RaduQ99 RaduQ99 - 19 days ago 4x
C++ Question

C++ Matrix values of

I want to create a matrix of 5 lines and 5 columns which contains values from 1 to 9. The following programs displays numbers from 1 to 25 instead, when I input

to the program..

#include <iostream>

using namespace std;

int a[20][20], n, x = 0;

int main()
cout << "n=";
cin >> n;

for(int i=1; i<=n; i++)
for(int j=1; j<=n; j++)
a[i][j] = x+1;
x = x+1;

for(int i=1; i<=n; i++)
for(int j=1; j<=n; j++)
cout << a[i][j] << " ";

cout << endl;

I'm a c++ beginner, so maybe it's simple to do but i don't know how to make it show values from 1 to 9. This is the matrix I except:

1 2 3 4 5
6 7 8 9 1
2 3 4 5 6
7 8 9 1 2
3 4 5 6 7

Asu Asu

There are some issues in your code.

C arrays or STL containers?

First off, a your matrix may only hold matrices as big as 20x20. Your program will silently fail if you enter n bigger than 20, because you will access memory out of bounds; which causes an undefined behavior (see other common UB cases here).

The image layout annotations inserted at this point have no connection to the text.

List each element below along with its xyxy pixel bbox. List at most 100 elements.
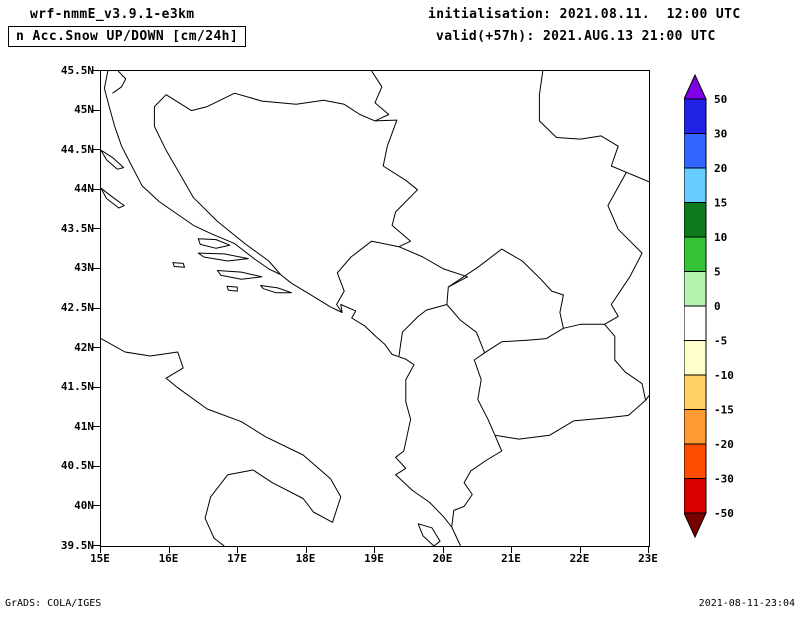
y-tick-label-40N: 40N [74,498,94,512]
map-outlines-svg [101,71,649,546]
x-tick-label-17E: 17E [227,552,247,565]
outline-croatia-bosnia-border [153,92,376,275]
outline-greece-bulgaria-border [645,395,649,401]
outline-slovenia-croatia-border [112,71,127,94]
x-tick-mark [305,546,307,553]
y-tick-mark [93,228,100,230]
x-tick-mark [237,546,238,553]
outline-macedonia-albania-border [473,352,496,436]
y-tick-mark [93,545,100,546]
outline-italy-coast [101,338,342,546]
creation-timestamp: 2021-08-11-23:04 [698,598,795,609]
colorbar-label-5: 5 [714,266,721,279]
outline-romania-bulgaria-border [626,171,649,183]
y-tick-label-41N: 41N [74,419,94,433]
colorbar-label-0: 0 [714,300,721,313]
colorbar-cell-8 [684,374,707,410]
colorbar-cell-2 [684,167,707,203]
y-tick-mark [93,426,100,428]
product-title: n Acc.Snow UP/DOWN [cm/24h] [8,26,247,47]
colorbar-label-20: 20 [714,162,727,175]
x-tick-mark [511,546,512,553]
y-tick-label-40.5N: 40.5N [60,459,94,473]
y-tick-label-44.5N: 44.5N [60,142,94,156]
colorbar-cell-4 [684,236,707,272]
x-tick-mark [168,546,170,553]
y-tick-mark [93,188,100,190]
y-tick-label-42.5N: 42.5N [60,301,94,314]
outline-corfu-island [417,523,441,546]
y-tick-mark [93,70,100,71]
colorbar-cell-0 [684,98,707,134]
outline-croatia-serbia-border [371,71,390,122]
colorbar-arrow-top [684,74,707,100]
colorbar-cell-11 [684,478,707,514]
outline-pag-island [101,149,125,170]
y-tick-label-45.5N: 45.5N [60,63,94,77]
colorbar-label--30: -30 [714,473,734,486]
y-tick-label-45N: 45N [74,103,94,117]
colorbar-cell-3 [684,202,707,238]
outline-montenegro-albania-border [398,304,448,357]
colorbar-label-15: 15 [714,197,727,210]
outline-serbia-macedonia-border [563,323,605,329]
x-tick-label-18E: 18E [295,552,316,565]
x-tick-mark [100,546,101,553]
grads-credit: GrADS: COLA/IGES [5,598,102,609]
colorbar-cell-9 [684,409,707,445]
y-tick-mark [93,347,100,349]
x-tick-mark [648,546,649,553]
colorbar-cell-1 [684,133,707,169]
colorbar-label-10: 10 [714,231,727,244]
y-tick-label-43.5N: 43.5N [60,221,94,235]
colorbar-label--10: -10 [714,369,734,382]
x-tick-mark [374,546,375,553]
x-tick-label-19E: 19E [364,552,384,565]
outline-brac-island [197,238,231,249]
x-tick-mark [442,546,444,553]
x-tick-label-16E: 16E [158,552,179,565]
colorbar-label-30: 30 [714,128,727,141]
y-tick-label-42N: 42N [74,340,94,354]
colorbar-label--5: -5 [714,335,727,348]
model-title: wrf-nmmE_v3.9.1-e3km [30,7,195,22]
colorbar-label-50: 50 [714,93,727,106]
x-tick-label-23E: 23E [638,552,658,565]
outline-mljet-island [260,285,292,294]
y-tick-label-43N: 43N [74,261,94,275]
colorbar-cell-6 [684,305,707,341]
x-tick-label-21E: 21E [501,552,521,565]
outline-korcula-island [216,270,263,280]
outline-albania-greece-border [451,435,503,528]
y-tick-mark [93,307,100,309]
outline-lastovo-island [226,285,238,292]
x-tick-label-22E: 22E [569,552,590,565]
y-tick-mark [93,386,100,388]
y-tick-mark [93,149,100,151]
x-tick-label-15E: 15E [90,552,110,565]
colorbar-label--15: -15 [714,404,734,417]
outline-montenegro-serbia-border [398,246,468,288]
outline-serbia-romania-border [538,71,627,173]
colorbar-cell-7 [684,340,707,376]
y-tick-label-44N: 44N [74,182,94,196]
outline-east-adriatic-coast [103,71,462,546]
outline-hvar-island [197,252,249,262]
outline-macedonia-greece-border [494,399,646,440]
colorbar-cell-10 [684,443,707,479]
map-plot-area [100,70,650,547]
y-tick-mark [93,505,100,507]
initialisation-label: initialisation: 2021.08.11. 12:00 UTC [428,7,741,22]
y-tick-label-41.5N: 41.5N [60,380,94,394]
colorbar-label--20: -20 [714,438,734,451]
y-tick-label-39.5N: 39.5N [60,538,94,552]
outline-kosovo-border [446,248,564,354]
colorbar-label--50: -50 [714,507,734,520]
y-tick-mark [93,109,100,111]
outline-bosnia-serbia-border [374,119,418,248]
outline-dugi-otok-island [101,187,125,209]
outline-bulgaria-macedonia-border [604,323,647,401]
x-tick-label-20E: 20E [432,552,453,565]
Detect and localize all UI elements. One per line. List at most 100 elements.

You may want to use a dynamic size array - A good way to achieve this is to use std::vector. Unfortunately, this isn't as comfortable to use as a C-style array with two dimensions - you can achieve the same access syntax using a std::vector<std::vector<int>>, but this is not very efficient (see this answer if you are interested why) nor quite comfortable.

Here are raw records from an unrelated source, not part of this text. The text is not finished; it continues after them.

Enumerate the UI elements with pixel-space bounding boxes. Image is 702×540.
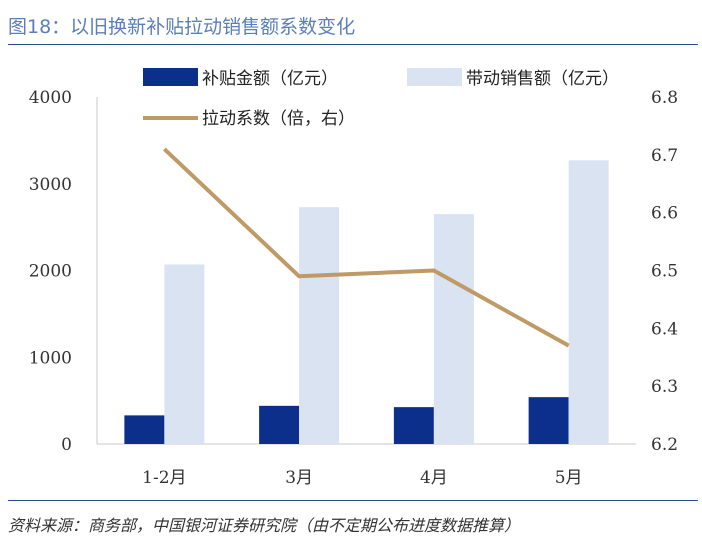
bar-sales <box>299 207 340 444</box>
legend-swatch-subsidy <box>143 68 198 86</box>
legend-swatch-sales <box>407 68 462 86</box>
bar-sales <box>568 160 609 444</box>
legend-label-coefficient: 拉动系数（倍，右） <box>202 109 355 129</box>
bar-sales <box>164 264 205 444</box>
chart-bars <box>124 160 609 444</box>
legend-label-subsidy: 补贴金额（亿元） <box>202 69 338 89</box>
bar-subsidy <box>259 405 300 444</box>
bar-subsidy <box>124 415 165 444</box>
x-tick-label: 1-2月 <box>142 468 186 488</box>
x-tick-label: 5月 <box>555 468 583 488</box>
y-right-tick-label: 6.6 <box>651 204 678 224</box>
source-rule <box>8 500 698 501</box>
chart-axes: 0 1000 2000 3000 4000 6.2 6.3 6.4 6.5 6.6 6.7 6.8 1-… <box>29 88 678 488</box>
y-right-tick-label: 6.2 <box>651 435 678 455</box>
y-right-tick-label: 6.8 <box>651 88 678 108</box>
chart-legend: 补贴金额（亿元） 带动销售额（亿元） 拉动系数（倍，右） <box>143 68 619 129</box>
title-rule <box>8 44 698 45</box>
chart-line <box>163 147 570 348</box>
y-right-tick-label: 6.5 <box>651 262 678 282</box>
bar-sales <box>433 214 474 444</box>
x-tick-label: 3月 <box>285 468 313 488</box>
y-left-tick-label: 0 <box>61 435 72 455</box>
x-tick-label: 4月 <box>420 468 448 488</box>
y-right-tick-label: 6.3 <box>651 377 678 397</box>
y-left-tick-label: 2000 <box>29 262 72 282</box>
y-right-tick-label: 6.4 <box>651 319 678 339</box>
bar-subsidy <box>393 407 434 444</box>
legend-label-sales: 带动销售额（亿元） <box>466 69 619 89</box>
y-left-tick-label: 3000 <box>29 175 72 195</box>
y-left-tick-label: 4000 <box>29 88 72 108</box>
y-right-tick-label: 6.7 <box>651 146 678 166</box>
figure-title: 图18：以旧换新补贴拉动销售额系数变化 <box>8 16 356 38</box>
bar-subsidy <box>528 397 569 444</box>
source-note: 资料来源：商务部，中国银河证券研究院（由不定期公布进度数据推算） <box>8 516 521 535</box>
y-left-tick-label: 1000 <box>29 348 72 368</box>
series-line-coefficient <box>163 147 570 348</box>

The Boost C++ library provides a multidimensional array library. Once you get experienced enough, you may find an use in it.

<= or <? 0-index or 1-indexed?

Many programming languages today uses 0-indexing for arrays. This means the first element of the array is located at index 0, not 1. Some languages, such as Lua, doesn't do this.

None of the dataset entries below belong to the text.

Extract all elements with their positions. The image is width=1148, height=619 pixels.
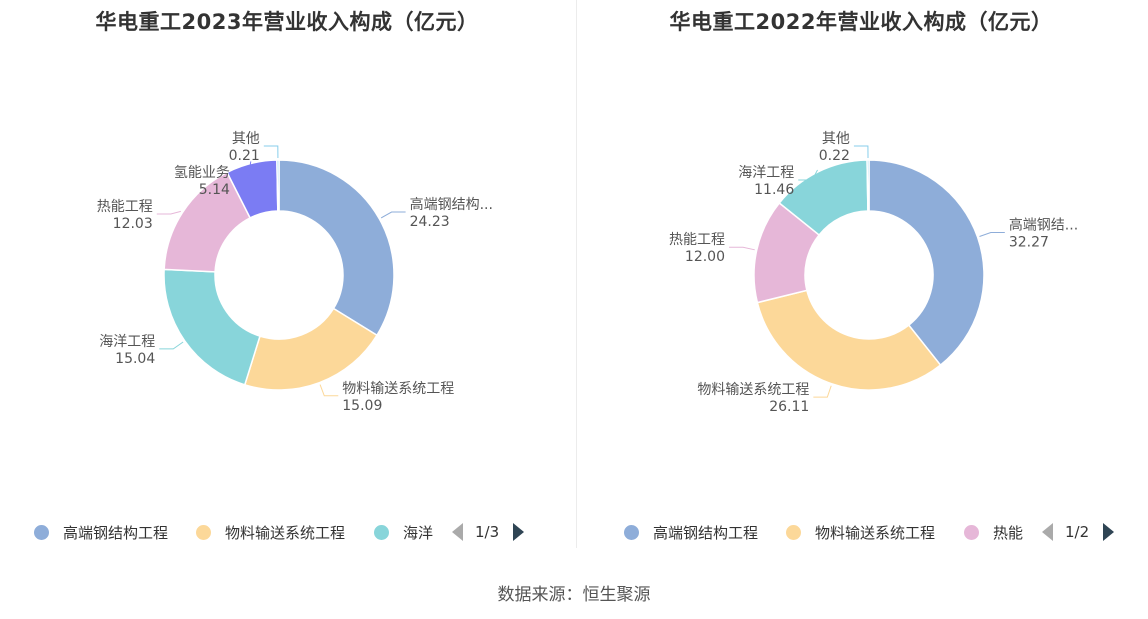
label-leader-line [156, 210, 181, 215]
legend-pager: 1/3 [452, 520, 525, 544]
legend-page-indicator: 1/3 [475, 523, 500, 541]
donut-slice[interactable] [278, 159, 395, 337]
slice-label-value: 26.11 [769, 399, 809, 415]
legend-dot [196, 524, 211, 540]
slice-label-name: 其他 [822, 131, 850, 147]
label-leader-line [979, 232, 1005, 237]
slice-label-value: 5.14 [199, 182, 230, 198]
slice-label-value: 11.46 [754, 182, 794, 198]
legend-prev-arrow-icon[interactable] [1042, 523, 1053, 541]
legend-item-material-conveying[interactable]: 物料输送系统工程 [786, 520, 935, 544]
donut-slice[interactable] [243, 307, 378, 391]
legend-dot [624, 524, 639, 540]
legend-item-thermal[interactable]: 热能 [964, 520, 1023, 544]
donut-slice[interactable] [163, 268, 261, 386]
legend: 高端钢结构工程 物料输送系统工程 热能 1/2 [574, 520, 1148, 544]
legend-label: 物料输送系统工程 [225, 523, 346, 542]
chart-panel-2023: 华电重工2023年营业收入构成（亿元） 高端钢结构... 24.23 物料输送系统工… [0, 0, 574, 560]
slice-label-name: 海洋工程 [99, 334, 155, 350]
slice-label-value: 12.00 [685, 249, 725, 265]
legend-next-arrow-icon[interactable] [1103, 523, 1115, 541]
slice-label-name: 其他 [232, 131, 260, 147]
legend-item-high-end-steel[interactable]: 高端钢结构工程 [624, 520, 758, 544]
legend-label: 高端钢结构工程 [653, 523, 759, 542]
slice-label-name: 海洋工程 [738, 165, 794, 181]
legend-pager: 1/2 [1042, 520, 1115, 544]
chart-panel-2022: 华电重工2022年营业收入构成（亿元） 高端钢结... 32.27 物料输送系统工程… [574, 0, 1148, 560]
slice-label-name: 高端钢结... [1009, 217, 1078, 234]
slice-label-value: 24.23 [410, 214, 450, 230]
legend-dot [374, 524, 389, 540]
label-leader-line [798, 169, 818, 181]
legend-next-arrow-icon[interactable] [513, 523, 525, 541]
chart-title: 华电重工2023年营业收入构成（亿元） [95, 10, 479, 34]
slice-label-value: 32.27 [1009, 235, 1049, 251]
legend-item-material-conveying[interactable]: 物料输送系统工程 [196, 520, 345, 544]
slice-label-name: 高端钢结构... [410, 196, 493, 213]
legend-item-high-end-steel[interactable]: 高端钢结构工程 [34, 520, 168, 544]
label-leader-line [729, 246, 755, 251]
legend-label: 热能 [993, 523, 1024, 542]
data-source: 数据来源：恒生聚源 [497, 585, 651, 605]
donut-slice[interactable] [276, 159, 280, 212]
panel-divider [576, 0, 577, 548]
legend-page-indicator: 1/2 [1065, 523, 1090, 541]
legend-label: 物料输送系统工程 [815, 523, 936, 542]
label-leader-line [319, 384, 339, 397]
legend-dot [964, 524, 979, 540]
slice-label-value: 15.09 [342, 398, 382, 414]
slice-label-value: 0.22 [819, 148, 850, 164]
slice-label-name: 热能工程 [669, 232, 725, 248]
slice-label-value: 12.03 [113, 216, 153, 232]
slice-label-name: 物料输送系统工程 [342, 381, 454, 397]
legend-dot [34, 524, 49, 540]
legend-label: 海洋 [403, 523, 434, 542]
donut-slice[interactable] [866, 159, 870, 212]
label-leader-line [159, 341, 184, 350]
label-leader-line [380, 211, 406, 219]
donut-slice[interactable] [868, 159, 985, 367]
label-leader-line [853, 145, 869, 159]
slice-label-name: 热能工程 [97, 199, 153, 215]
chart-title: 华电重工2022年营业收入构成（亿元） [669, 10, 1053, 34]
slice-label-name: 氢能业务 [174, 165, 230, 181]
legend-label: 高端钢结构工程 [63, 523, 169, 542]
slice-label-value: 0.21 [229, 148, 260, 164]
slice-label-value: 15.04 [115, 351, 155, 367]
label-leader-line [813, 385, 832, 398]
slice-label-name: 物料输送系统工程 [697, 382, 809, 398]
label-leader-line [233, 161, 252, 181]
legend-item-marine[interactable]: 海洋 [374, 520, 433, 544]
legend-dot [786, 524, 801, 540]
donut-slice[interactable] [756, 289, 942, 391]
label-leader-line [263, 145, 279, 159]
legend-prev-arrow-icon[interactable] [452, 523, 463, 541]
legend: 高端钢结构工程 物料输送系统工程 海洋 1/3 [0, 520, 574, 544]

This means you should iterate i and j from 0 to n. This also means n is excluded, so you should use <, not <=.

Filling the matrix with numbers from 1 to 9

Your code doesn't do anything so you get numbers from 1 to 9 - it only fills the matrix with numbers from 1 to n * n. You could change this using an if clause to set x every time it goes above 9:

if (x > 9) { x = 0; } // x = 0 because it will be 1 on the next iteration

That being said, there is more convenient, as @PMar's answer says. The modulo operator % will do the task as well.

a[i][j] = (x % 9) + 1;
x = (x % 9) + 1;

This way, you will get every number from 1 to 9.

Now, you can also do another cleanup: Why are you calculating x's next value, and only then setting it? You could assign the new x value before the assignment to your matrix's cell. This allows having clearer code, with less copy pasting, which implies better maintainability.

x = (x % 9) + 1;
a[i][j] = x;

Another code quality consideration

I cannot say if your original code source was indented like your question (before it was edited), but you should really indent your code, for the future you and other people that will have to read your code. It allows for much better readability.

Same goes for different parts of your code : Add some space! It only can get more readable if you make a clear distinction between even just expressions.